Eine Tumorerkrankung verwandelt ihr letztes Lebensjahr in eine Daueragonie, mit heftigen Würge- und Brechanfällen infolge der Schleimhautentzündung von Magen und Dünndarm: „Ich spüre, dass der Herr mich zum Opfer des Leidens bestimmt hat. Ich betrachte einen Tag, an dem ich nicht zu leiden habe, als einen verlorenen Tag."
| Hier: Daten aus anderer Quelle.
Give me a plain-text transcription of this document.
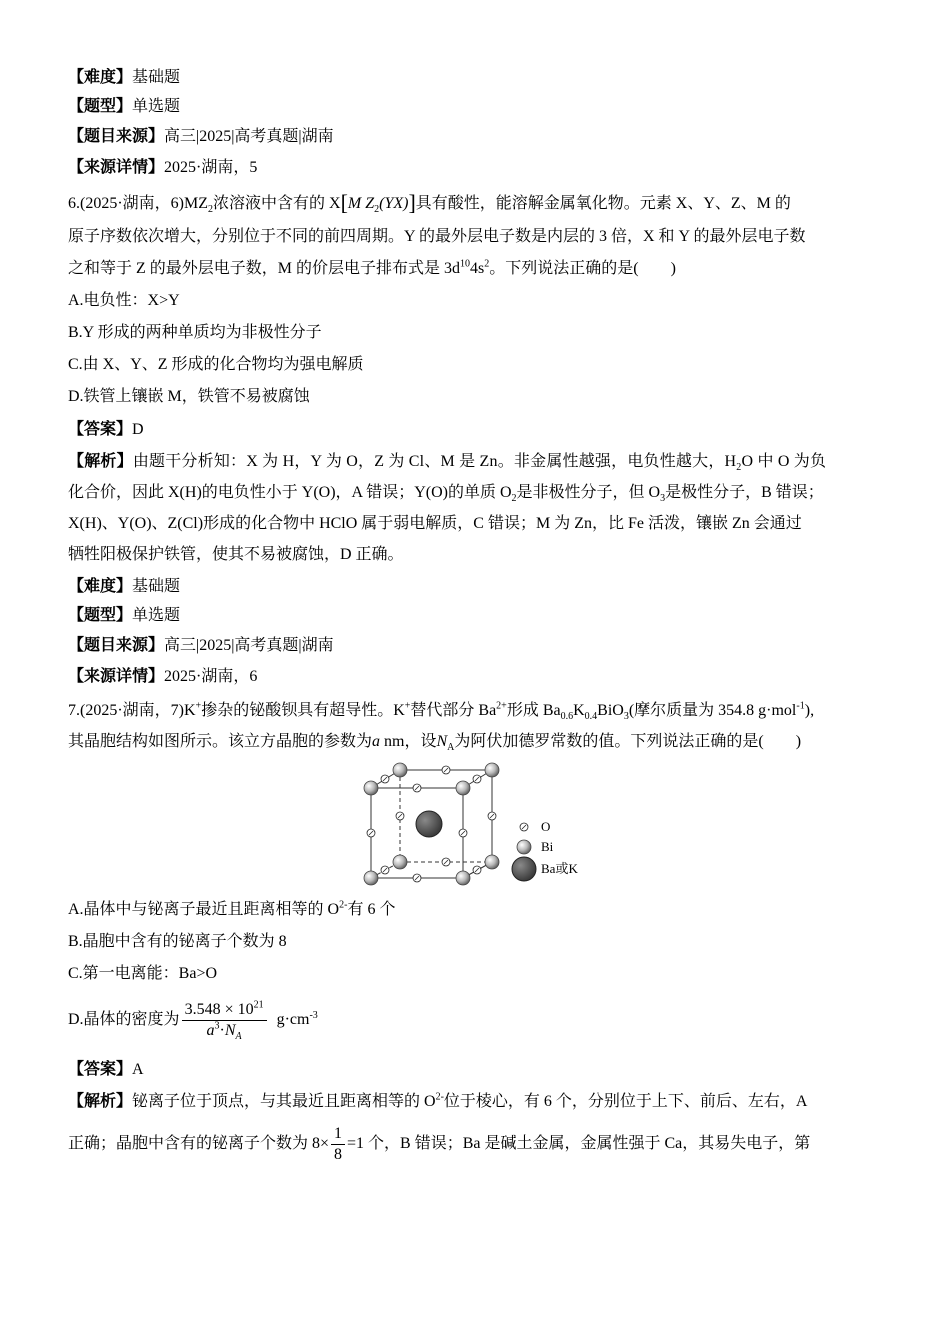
【难度】基础题
【题型】单选题
【题目来源】高三|2025|高考真题|湖南
【来源详情】2025·湖南，5
6.(2025·湖南，$6)MZ_2$浓溶液中含有的 X[M $Z_2(YX)$]具有酸性，能溶解金属氧化物。元素 X、Y、Z、M 的
原子序数依次增大，分别位于不同的前四周期。Y 的最外层电子数是内层的 3 倍，X 和 Y 的最外层电子数
之和等于 Z 的最外层电子数，M 的价层电子排布式是 $3d^{10}4s^2$。下列说法正确的是(　　)
A.电负性：X>Y
B.Y 形成的两种单质均为非极性分子
C.由 X、Y、Z 形成的化合物均为强电解质
D.铁管上镶嵌 M，铁管不易被腐蚀
【答案】D
【解析】由题干分析知：X 为 H，Y 为 O，Z 为 Cl、M 是 Zn。非金属性越强，电负性越大，$H_2O$ 中 O 为负
化合价，因此 X(H)的电负性小于 Y(O)，A 错误；Y(O)的单质 $O_2$是非极性分子，但 $O_3$是极性分子，B 错误；
X(H)、Y(O)、Z(Cl)形成的化合物中 HClO 属于弱电解质，C 错误；M 为 Zn，比 Fe 活泼，镶嵌 Zn 会通过
牺牲阳极保护铁管，使其不易被腐蚀，D 正确。
【难度】基础题
【题型】单选题
【题目来源】高三|2025|高考真题|湖南
【来源详情】2025·湖南，6
7.(2025·湖南，7)K+掺杂的铋酸钡具有超导性。K+替代部分 $Ba^{2+}$形成 $Ba_{0.6}K_{0.4}BiO_3$(摩尔质量为 354.8 g·mol$^{-1}$),
其晶胞结构如图所示。该立方晶胞的参数为a nm，设$N_A$为阿伏加德罗常数的值。下列说法正确的是(　　)
O
Bi
Ba或K
A.晶体中与铋离子最近且距离相等的 $O^{2-}$有 6 个
B.晶胞中含有的铋离子个数为 8
C.第一电离能：Ba>O
D.晶体的密度为 $\frac{3.548 \times 10^{21}}{a^3\cdot N_A} g\cdot cm^{-3}$
【答案】A
【解析】铋离子位于顶点，与其最近且距离相等的 $O^{2-}$位于棱心，有 6 个，分别位于上下、前后、左右，A
正确；晶胞中含有的铋离子个数为 $8\times \frac{1}{8} =1$ 个，B 错误；Ba 是碱土金属，金属性强于 Ca，其易失电子，第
Mit dieser Einstellung, ein Opfer der Liebe für den Herrn zu bringen, bleibt sie bis zum letzten Moment ihres Lebens glücklich. Immer trägt sie ein unschuldiges Lächeln auf ihren Lippen. Ruhig und froh endet ihr 36-jähriges irdisches Leben im Konvent von Bharananganam am 28. Juli 1946 um 12.30 Uhr. Es ist ein Sonntag. Kinder rufen es auf den Straßen: „Eine Heilige ist gestorben. Sie war eine Heilige. Sr. Alphonsa ist heilig." Ein Hindu-Mädchen mit einem Geschwür am Bein legt Kerzen an ihr Grab und ist am nächsten Morgen vollständig geheilt. Heiliggesprochen wurde

Sr. Alphonsa von Papst Benedikt am 12. Oktober 2008.